Correction: It did not hang in main (with transparent inline), it just took a minute or so. And I get the same error as above when it terminates.

prolativ commented 2 years ago

Indeed. This looks like a regression between main and 3.1.2 then.

odersky commented 2 years ago

@prolativ Can we find out what was the commit that regressed? And, is the error legit or wrong?

jrudolph commented 2 years ago

3.1.3-RC1-bin-20220404-ad2553d-NIGHTLY is the first nightly that doesn't compile quickly with transparent inline, so it should be in a26a2c3..ad2553d. Maybe #13780?

odersky commented 2 years ago

I guess #13780 is a likely candidate. The question still remains whether the error is legit or not.

smarter commented 2 years ago

For anyone looking into this, note that the error message doesn't give enough information because it talks about skolems without giving their underlying type, this happened before and in https://github.com/lampepfl/dotty/issues/13491#issuecomment-918127667 I gave a way to workaround this:

Replacing i" by ex" in the errors printed in MatchTypeTrace#explainEntry, we can get more information

(I didn't make a PR for that because it can lead to the same skolem being explained multiple times so something a bit more clever is needed)

smarter commented 2 years ago

In d1957e58392466223f6a17625794ad5249557cff, the test case for #13491 was changed as follow:

--- tests/pos/13491.scala
+++ tests/pos/13491.scala
@@ -86,7 +86,8 @@ object Rule {
   type RuleN[+L <: HList]   = Rule[HNil, L]

   def rule[I <: HList, O <: HList](r: Rule[I, O]): Rule[I, O] = ???
-  implicit def valueMap[T](m: Map[String, T])(implicit h: HListable[T]): RuleN[h.Out] = ???
+
+  implicit def valueMap[T, Out0 <: HList](m: Map[String, T])(implicit h: HListable[T] { type Out = Out0 }): RuleN[Out0] = ???
 }

 object Test {

If I apply the same kind of change to the test case in this issue, it works too (and it doesn't lead to slow compilation on master anymore since skolems aren't involved):

diff --git tests/neg/i14903.scala tests/neg/i14903.scala
index cd61a12e858..cfd9fd6d546 100644
--- tests/neg/i14903.scala
+++ tests/pos/i14903.scala
@@ -43,10 +43,10 @@ object TailSwitch:
  * Rule popping I from stack and pushing back O
 */
 sealed class Rule[-I <: HList, +O <: HList]:
-  def ~[I2 <: HList, O2 <: HList](that: Rule[I2, O2])(implicit
-      i: TailSwitch[I2, O @uncheckedVariance, I @uncheckedVariance],
-      o: TailSwitch[O @uncheckedVariance, I2, O2]
-  ): Rule[i.Out, o.Out] = ???
+  def ~[I2 <: HList, O2 <: HList, Out0 <: HList, Out1 <: HList](that: Rule[I2, O2])(implicit
+      i: TailSwitch[I2, O @uncheckedVariance, I @uncheckedVariance] { type Out = Out0 },
+      o: TailSwitch[O @uncheckedVariance, I2, O2] { type Out = Out1 }
+  ): Rule[Out0, Out1] = ???

 object Test:
   def dot = new Rule[HNil, HNil] {}
smarter commented 2 years ago

@jrudolph does the proposed change to ~ in my previous comment work for parboiled2?
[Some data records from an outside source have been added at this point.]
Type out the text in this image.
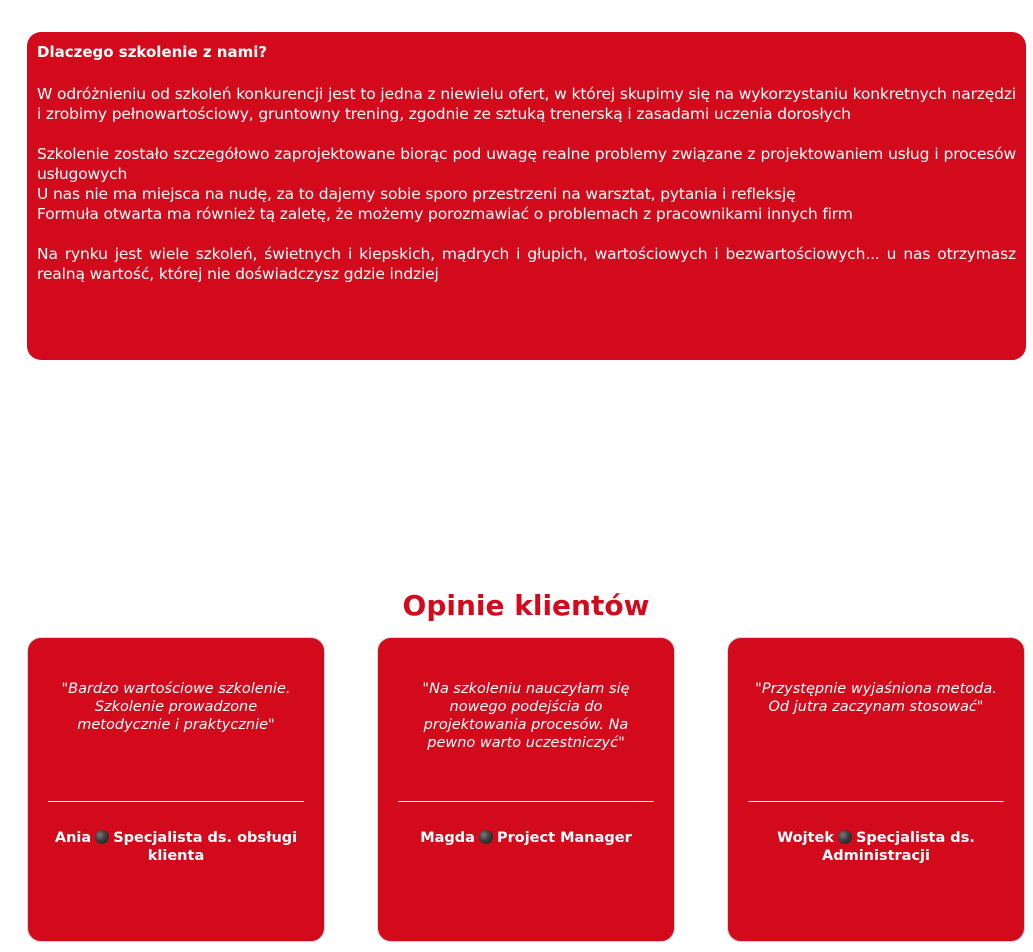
Dlaczego szkolenie z nami?

W odróżnieniu od szkoleń konkurencji jest to jedna z niewielu ofert, w której skupimy się na wykorzystaniu konkretnych narzędzi i zrobimy pełnowartościowy, gruntowny trening, zgodnie ze sztuką trenerską i zasadami uczenia dorosłych

Szkolenie zostało szczegółowo zaprojektowane biorąc pod uwagę realne problemy związane z projektowaniem usług i procesów usługowych

U nas nie ma miejsca na nudę, za to dajemy sobie sporo przestrzeni na warsztat, pytania i refleksję

Formuła otwarta ma również tą zaletę, że możemy porozmawiać o problemach z pracownikami innych firm

Na rynku jest wiele szkoleń, świetnych i kiepskich, mądrych i głupich, wartościowych i bezwartościowych... u nas otrzymasz realną wartość, której nie doświadczysz gdzie indziej

Opinie klientów
"Bardzo wartościowe szkolenie. Szkolenie prowadzone metodycznie i praktycznie"
Ania Specjalista ds. obsługi klienta
"Na szkoleniu nauczyłam się nowego podejścia do projektowania procesów. Na pewno warto uczestniczyć"
Magda Project Manager
"Przystępnie wyjaśniona metoda. Od jutra zaczynam stosować"
Wojtek Specjalista ds. Administracji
jrudolph commented 2 years ago

@jrudolph does the proposed change to ~ in my previous comment work for parboiled2?

I can definitely try. Would it have to stay that way or just to check that it would be a suitable workaround for the issue for the time being?

smarter commented 2 years ago

Seems like it would have to be that way, unless there's a chance the compiler could accept this code without breaking soundness /cc @OlivierBlanvillain

jrudolph commented 2 years ago

Seems like it would have to be that way, unless there's a chance the compiler could accept this code without breaking soundness /cc @OlivierBlanvillain

Doing it in that one place doesn't seem to be enough. I would imagine that it will break things at other places as well as this kind of pattern is used in many more places. Which kind of usages are fine and which are going to break with 3.1.3?

smarter commented 2 years ago

Which kind of usages are fine and which are going to break with 3.1.3?

Unclear so far, I've opened https://github.com/lampepfl/dotty/pull/14987 as an alternative fix which if backported would avoid breaking anything hopefully.